Might it be possible to configure the hub blocks initially between the 4 sets of 4 cores? Maybe in 32KB blocks???
Seriously, might this work ???
Postedit:
Still keeping the ADC, DAC, Security, GCC that have all been deemed essential.
Comments
It's not going to be cheaper and it's not going to be smaller, bit it's much more likely to be sooner!
Maybe another improved version follows sooner rather than later though.
There was some space left over in the die, but nowhere near enough for 1MB of hub.
What if the first block had 512KB, and the other 3 blocks each had say 8KB or 16KB each - could/would this work ??
One problem I see is the DACs are on restricted pins. Could we live with that for video (ie where the 512KB hub would be required) ??
If we had hubexec as I explained above, and a largish LIFO, could we live with a smaller cog space of 1KB (256 longs) ??
We're talking separate ideas then.
Any major deviation from a single central hub is pretty far out there. The physical layout becomes a factor - it already is, one could go down the nearest neighbour grid connected route or maybe islands of small hubs with linkage to a hierarchy above that. There will be tons of other variations but I don't see how any alternatives would be easier to complete than the current P16(P1+).
Actually, the grid arrangement, as would any design that has a large RAM block per core, would reconfigure the Cog to only need a small collection general registers. CogRAM as we know it would vanish.
That would make more sense, than an equal split to 128k, and is really a variant on the common 'more COG RAM' idea.
COG RAM, being 4 ported, will be about 2x the area of other ram ( let's call it IDATA )
That does give choices of where to split, but one problem with pulling down from P1, is compatibility is broken.
More local IDATA, combined with a HUB Slot table would boost the MIPS in two ways, as the HUB slots could be used more for Data than CODE, which would tend to be more local.
This does make COGS less equal, and would need more project-planning to select COGs.
I guess this needs some use-examples, showing code that fails to fit into a COG, but can run nicely in a COG with 2-4x the local CODE ability.
I was a little loose in my terminology
The point i was trying to make is the register memory is 4 ported, (but implemented as muxed 2 ports on 2 cycles).

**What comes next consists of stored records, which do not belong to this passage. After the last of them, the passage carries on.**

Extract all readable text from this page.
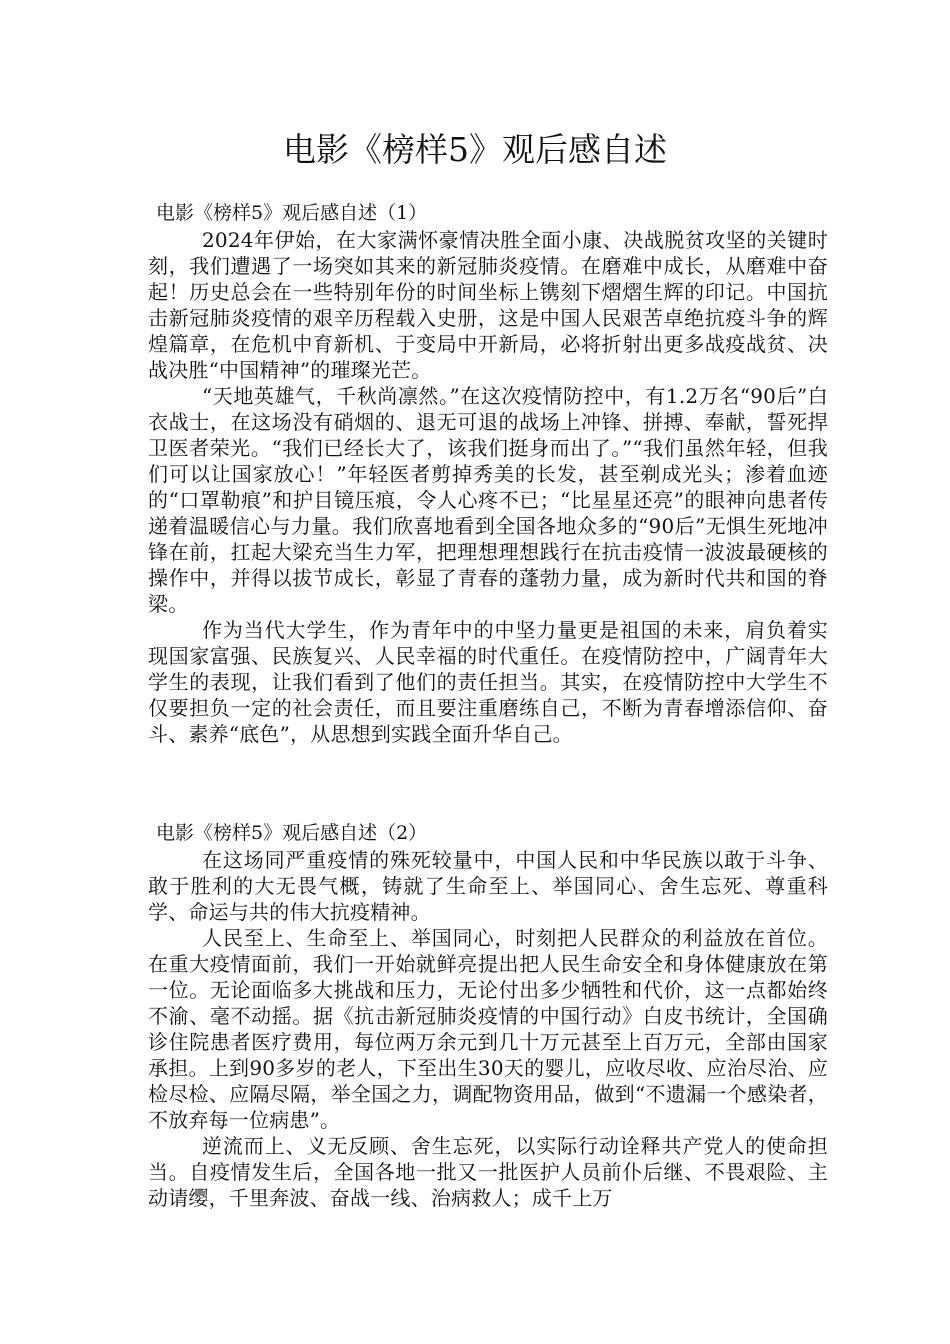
电影《榜样5》观后感自述
电影《榜样5》观后感自述（1）

2024年伊始，在大家满怀豪情决胜全面小康、决战脱贫攻坚的关键时刻，我们遭遇了一场突如其来的新冠肺炎疫情。在磨难中成长，从磨难中奋起！历史总会在一些特别年份的时间坐标上镌刻下熠熠生辉的印记。中国抗击新冠肺炎疫情的艰辛历程载入史册，这是中国人民艰苦卓绝抗疫斗争的辉煌篇章，在危机中育新机、于变局中开新局，必将折射出更多战疫战贫、决战决胜“中国精神”的璀璨光芒。

“天地英雄气，千秋尚凛然。”在这次疫情防控中，有1.2万名“90后”白衣战士，在这场没有硝烟的、退无可退的战场上冲锋、拼搏、奉献，誓死捍卫医者荣光。“我们已经长大了，该我们挺身而出了。”“我们虽然年轻，但我们可以让国家放心！”年轻医者剪掉秀美的长发，甚至剃成光头；渗着血迹的“口罩勒痕”和护目镜压痕，令人心疼不已；“比星星还亮”的眼神向患者传递着温暖信心与力量。我们欣喜地看到全国各地众多的“90后”无惧生死地冲锋在前，扛起大梁充当生力军，把理想理想践行在抗击疫情一波波最硬核的操作中，并得以拔节成长，彰显了青春的蓬勃力量，成为新时代共和国的脊梁。

作为当代大学生，作为青年中的中坚力量更是祖国的未来，肩负着实现国家富强、民族复兴、人民幸福的时代重任。在疫情防控中，广阔青年大学生的表现，让我们看到了他们的责任担当。其实，在疫情防控中大学生不仅要担负一定的社会责任，而且要注重磨练自己，不断为青春增添信仰、奋斗、素养“底色”，从思想到实践全面升华自己。

电影《榜样5》观后感自述（2）

在这场同严重疫情的殊死较量中，中国人民和中华民族以敢于斗争、敢于胜利的大无畏气概，铸就了生命至上、举国同心、舍生忘死、尊重科学、命运与共的伟大抗疫精神。

人民至上、生命至上、举国同心，时刻把人民群众的利益放在首位。在重大疫情面前，我们一开始就鲜亮提出把人民生命安全和身体健康放在第一位。无论面临多大挑战和压力，无论付出多少牺牲和代价，这一点都始终不渝、毫不动摇。据《抗击新冠肺炎疫情的中国行动》白皮书统计，全国确诊住院患者医疗费用，每位两万余元到几十万元甚至上百万元，全部由国家承担。上到90多岁的老人，下至出生30天的婴儿，应收尽收、应治尽治、应检尽检、应隔尽隔，举全国之力，调配物资用品，做到“不遗漏一个感染者，不放弃每一位病患”。

逆流而上、义无反顾、舍生忘死，以实际行动诠释共产党人的使命担当。自疫情发生后，全国各地一批又一批医护人员前仆后继、不畏艰险、主动请缨，千里奔波、奋战一线、治病救人；成千上万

The additional IDATA.Code memory ( your 8KB ~16KB ) does not need as many ports, so it can be more compact.
No, the opcode count has not (yet) been broken.
Reducing code space seems a backward step, but I guess a design could always augment any reduced registers with additional IDATA.Code memory, but you did not actually say that.
It still makes it less-P1 like.
Not quite.
Where this bites, is in the DAC mapping, and the way Chip has stated that is COG-fixed (and thus pin-fixed) - that makes being able to select any COG as more important.
That is one of the driving factors behind the Table mapping. You do not have to pre-select pins early in a design.
If Pins constrain COGs and COGS have varying (non mappable) resource, a user can find an unexpected PCB redesign on the agenda. Not so nice.